Holgate – draftsman, portraitist, landscape and figure painter, word engraver, war artist and educator was born in Allandale and became a member of Canada’s Group of Seven in 1929. He began his art studies in Montreal and continued his work in Paris in 1912. An admirer of Cezanne’s solid structure and strong colour, his travels took him to Japan and the Ukraine. With the outbreak of WWI, he enlisted in the Fourth Canadian Division and served until 1919.
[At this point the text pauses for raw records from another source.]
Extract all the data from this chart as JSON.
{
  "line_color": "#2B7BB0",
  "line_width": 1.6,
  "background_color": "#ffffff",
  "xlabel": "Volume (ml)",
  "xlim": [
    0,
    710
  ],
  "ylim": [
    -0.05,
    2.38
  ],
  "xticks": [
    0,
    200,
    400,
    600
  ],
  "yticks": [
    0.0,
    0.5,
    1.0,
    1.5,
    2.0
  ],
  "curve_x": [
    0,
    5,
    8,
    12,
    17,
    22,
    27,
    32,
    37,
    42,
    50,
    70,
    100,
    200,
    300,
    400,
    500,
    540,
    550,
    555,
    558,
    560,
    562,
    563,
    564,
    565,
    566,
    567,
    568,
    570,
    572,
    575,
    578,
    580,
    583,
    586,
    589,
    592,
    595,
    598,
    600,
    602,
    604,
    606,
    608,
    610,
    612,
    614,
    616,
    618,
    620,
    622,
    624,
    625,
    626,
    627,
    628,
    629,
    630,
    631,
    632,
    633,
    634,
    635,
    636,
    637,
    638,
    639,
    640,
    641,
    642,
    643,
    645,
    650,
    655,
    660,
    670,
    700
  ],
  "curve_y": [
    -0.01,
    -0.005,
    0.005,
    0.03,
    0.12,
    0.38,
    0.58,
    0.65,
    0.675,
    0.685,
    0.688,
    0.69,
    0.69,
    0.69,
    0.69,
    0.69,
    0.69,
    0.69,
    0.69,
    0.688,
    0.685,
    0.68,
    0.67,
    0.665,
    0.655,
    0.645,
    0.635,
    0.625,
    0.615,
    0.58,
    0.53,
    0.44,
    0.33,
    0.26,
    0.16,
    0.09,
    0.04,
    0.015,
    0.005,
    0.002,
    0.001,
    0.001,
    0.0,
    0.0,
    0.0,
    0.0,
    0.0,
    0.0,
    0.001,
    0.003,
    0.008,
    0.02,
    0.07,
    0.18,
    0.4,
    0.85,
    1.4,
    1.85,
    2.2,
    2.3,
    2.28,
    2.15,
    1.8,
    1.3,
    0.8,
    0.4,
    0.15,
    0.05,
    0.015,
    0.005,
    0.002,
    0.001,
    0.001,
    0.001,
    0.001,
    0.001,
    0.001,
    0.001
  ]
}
After the war, he returned to Montreal and helped to form a group of young artists into the famous Beaver Hall Group. His first exhibition was in 1922 at the Arts Club of Montreal and during the 1920’s he joined his friend A.Y. Jackson in painting excursions in Quebec and British Columbia. From 1928 -1934 he taught wood engraving at Montreal’s Ecole des Beaux Arts. In 1929 he was invited to join the Group of Seven and participate in their exhibitions.
In the 1930’s Holgate gained national attention with a series of female nudes posed in natural landscapes. The foreground figures were almost like sculptures while the background captured the natural Canadian wilderness. These paintings, Nude in a Landscape 1929, Nude in the Open 1930 – broke with tradition and provided a model for future generations. He continued his love for nature in works such as The Naturalist and Laurentian Lake 1935; but, his focus on portraits – Ludivine 1930 – brought him new acclaim and success. In 1935, he was elected to the Royal Canadian Academy of Arts.
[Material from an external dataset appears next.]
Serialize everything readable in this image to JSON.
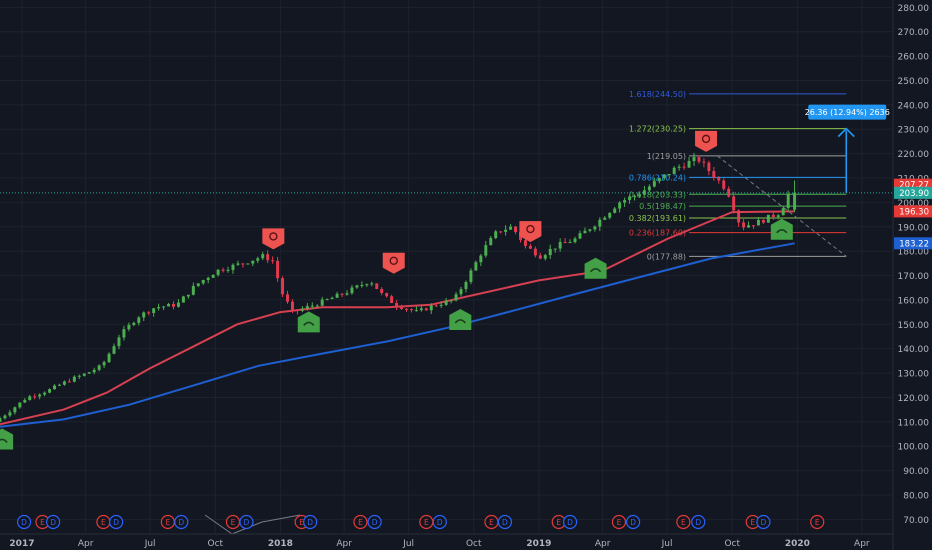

During WWII he served as a wartime artist in England and after the war moved to England and after that to the Laurentians where he reveled in nature and his landscape paintings. In 1975 the National Gallery held a retrospective showing of his works. Another retrospective was organized by the Montreal Museum of Fine Arts in 2005 and the show was also exhibited at the McMichael Gallery in the summer of 2006.
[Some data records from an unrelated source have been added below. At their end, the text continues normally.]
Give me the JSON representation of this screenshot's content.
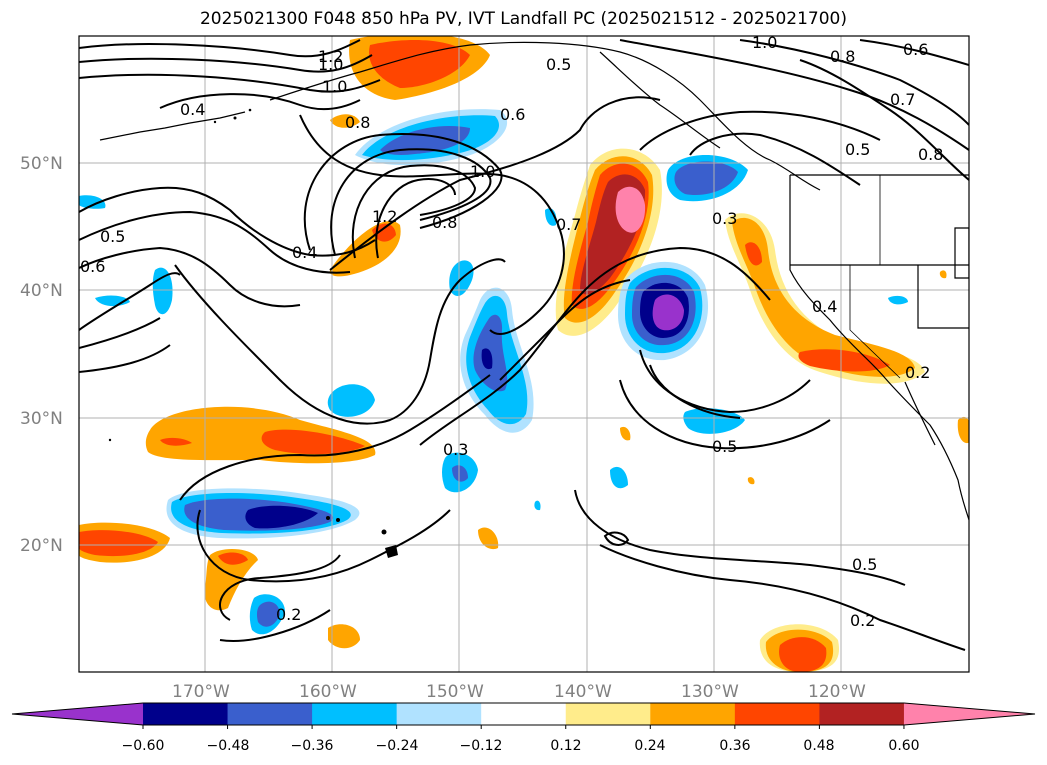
{
  "title": "2025021300 F048 850 hPa PV, IVT Landfall PC (2025021512 - 2025021700)",
  "map": {
    "lat_labels": [
      "50°N",
      "40°N",
      "30°N",
      "20°N"
    ],
    "lon_labels": [
      "170°W",
      "160°W",
      "150°W",
      "140°W",
      "130°W",
      "120°W"
    ],
    "contour_labels": [
      "1.0",
      "1.2",
      "1.0",
      "0.8",
      "0.4",
      "0.5",
      "0.6",
      "1.0",
      "0.8",
      "0.7",
      "0.6",
      "0.7",
      "0.8",
      "0.5",
      "0.8",
      "1.2",
      "0.4",
      "0.5",
      "0.6",
      "0.3",
      "0.4",
      "0.2",
      "0.3",
      "0.5",
      "0.5",
      "0.2",
      "0.2"
    ]
  },
  "colorbar": {
    "ticks": [
      "−0.60",
      "−0.48",
      "−0.36",
      "−0.24",
      "−0.12",
      "0.12",
      "0.24",
      "0.36",
      "0.48",
      "0.60"
    ],
    "colors": [
      "#9932cc",
      "#00008b",
      "#3a5fcd",
      "#00bfff",
      "#b0e2ff",
      "#ffffff",
      "#ffec8b",
      "#ffa500",
      "#ff4500",
      "#b22222",
      "#ff82ab"
    ]
  },
  "colors": {
    "grid": "#b0b0b0",
    "contour": "#000000",
    "label_text": "#808080"
  }
}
Surely and artistic life filled with such creative works and national acceptance was worthy of commemoration through a street name in his birthplace. Unfortunately, the sad truth is that the naming was in honour of his father, Henry Holgate, a civil engineer with the Northern Railroad, who had purchased land from James Burton. Henry built a house at 90 William Street where Edwin was born on August 9, 1892.
Nonetheless, this shouldn’t prevent present day walkers from remembering his son’s contribution to Canadian Art. So, on your next stroll down that shady street, think of the other Holgate,- Edwin.